Other moments to savour include the continuing Chrysalis/CMC panto act, Dash's terror of yet another Pinkie song, that same pink pony's "I'm sorry" cake and goodie bags and Applejack and Rarity doing a spot of log-rolling. Best of all is the way in which the instalment is bookended by Spike as the proprietor of an old-time cinema, accompanied by Angel — who finally makes use of the false moustache onna stick we saw him buying from the moustache stand way back near the beginning of issue #1. This segment also has a lovely tribute to the early days of screen cartoons, with some very olde-style ponies being shown in sepia-toned flashback.

The sepia-toned flashback scene
You'll just have to imagine the piano accompaniment, okay?
References of course abound, and I don't just mean the CMC-inspired "Friendship is magic, after all" — I'm assuming it was simply a coincidence that this issue came out shortly after a certain character was made to say something very similar in the show! We also have what seems to be a reference to The Wizard of Oz, with Queen Swiss Cheese herself playing the part of the Wicked Witch of the West. There's Fluttershy apparently channelling Mr Spock. Sweetie Belle's dictionary side gets another outing, while Pinkie's distinctly worrying costumes may conceivably be a nod to The Stage Show We Do Not Discuss. Oh, and that "filly-ship" line.

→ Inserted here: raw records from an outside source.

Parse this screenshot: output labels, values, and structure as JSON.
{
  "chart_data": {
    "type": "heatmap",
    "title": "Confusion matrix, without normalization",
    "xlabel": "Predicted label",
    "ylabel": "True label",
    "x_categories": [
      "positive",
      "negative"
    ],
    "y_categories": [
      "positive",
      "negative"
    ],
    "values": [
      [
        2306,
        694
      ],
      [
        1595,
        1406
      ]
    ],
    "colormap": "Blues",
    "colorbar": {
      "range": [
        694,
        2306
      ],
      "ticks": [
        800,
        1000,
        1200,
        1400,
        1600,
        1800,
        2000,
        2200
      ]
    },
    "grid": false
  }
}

Price's artwork is again exceptional, and I'm absolutely in love with his style for our ponies. It's a good job the second story arc is being handled by an artist of equal brilliance (Amy Mebberson) since Price is going to be an awfully hard act to follow. The first two issues of the comic were lettered by Robbie Robbins, but this time around these duties have been transferred to Neil Uyetake. I don't know why the change was made, but it doesn't cause any difficulties. My vague impression is that Uyetake's lettering is a little spikier than Robbins', but that works rather well for the edgier feel to the new issue.

Rarity and Applejack floating above the forest
Rarity never ceases to amaze... and this time, I mean that in a good way
There are very few problems indeed; the story doesn't suffer from the wordiness that occasionally crept in with its predecessors — partly thanks to Spike's bookend scenes — while the plot seems well paced and creative throughout. Nor, rather more noticeably, do there seem to be any panels in which pegasi lack their wings. Once or twice there are minor grammar errors: Chrysalis refers to "those other pony's [sic] emotions", for example. But if that's the extent of the problems, which it does seem to be, then we're frankly doing very well, considering the pressure that must exist to get a comic of this quality out Every. Single. Week Month.

IDW has come up with another piece of brilliance: issue #3 of MLP:FiM may be the best issue so far. It's almost impossible to fault it, unless you consider that it's getting a bit too dark for the little kids who were presumably (at least originally) supposed to make up some portion of its readership. Should IDW manage to keep to its release schedule (haha, I know) the next comic to appear will be the first instalment in the Micro-series at the end of February — but whatever that brings, I shall be counting down the days until the first Wednesday in March, to see how the main comic rounds off its first story arc. Issue #3 is fabulous.